NOTE: Regexp is not suitable for parsing HTML / XML reliably.
This plugin is designed to take input from a web resource or a file and parse the text via regexps supplied in the config file.
source: is a file or url to get the data from. You can specify a username:password
sections: Takes a list of dicts that contain regexps to split the data up into sections.
The regexps listed here are used by find all so every matching string in the data will be
a valid section.
keys: hold the keys that will be set in the entries
regexps: a list of dicts that hold regexps. The key is set to the first string that matches
any of the regexps listed. The regexps are evaluated in the order they are supplied so if a
string matches the first regexp none of the others in the list will be used.
required: a boolean that when set to true will only allow entries that contain this key
onto the next stage. url and title are always required no matter what you do (part of flexget)
encoding: If the encoding of the source is not detected properly, this can be specified manually.

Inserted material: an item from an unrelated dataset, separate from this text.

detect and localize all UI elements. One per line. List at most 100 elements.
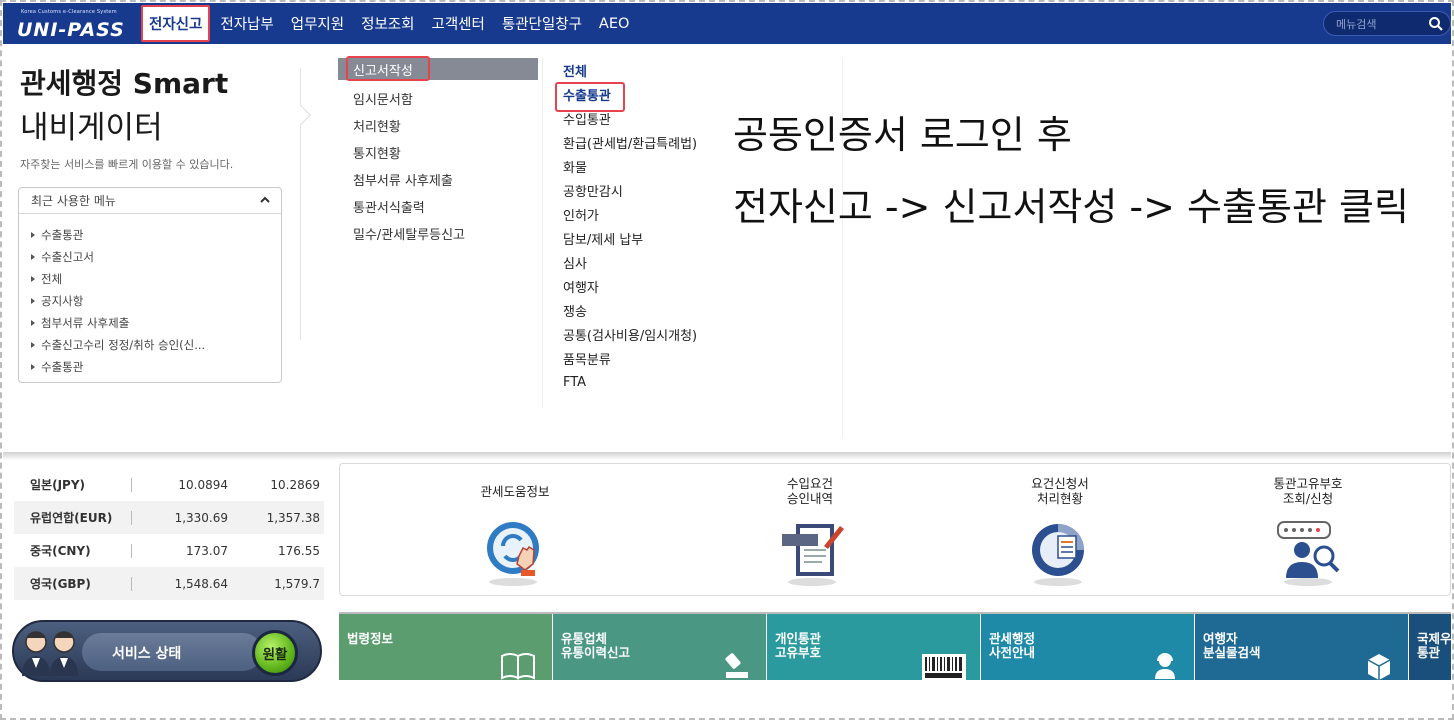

#TODO: consider adding a set field that will set the field to a supplied value if no matches are found
#TODO: consider a mode field that allows a growing list for a field instead of just setting to first match
regexp_parse:
source: http://username:password@ezrss.it/feed/
sections:
- {regexp: "(?<=<item>).*?(?=</item>)", flags: "DOTALL,IGNORECASE"}
keys:
title:
regexps:
- {regexp: '(?<=<title><!\[CDATA\[).*?(?=\](/).*?(?=\)\]></title>)'} #comment
url:
regexps:
- {regexp: "magnet:.*?(?=])"}
custom_field:
regexps:
- {regexp: "custom regexps", flags: "comma seperated list of flags (see python regex docs)"}
required: False
custom_field2:
regexps:
- {regexp: "first custom regexps"}
- {regexp: "can't find first regexp so try this one"}
TIP : You may want to use lookaround assertions.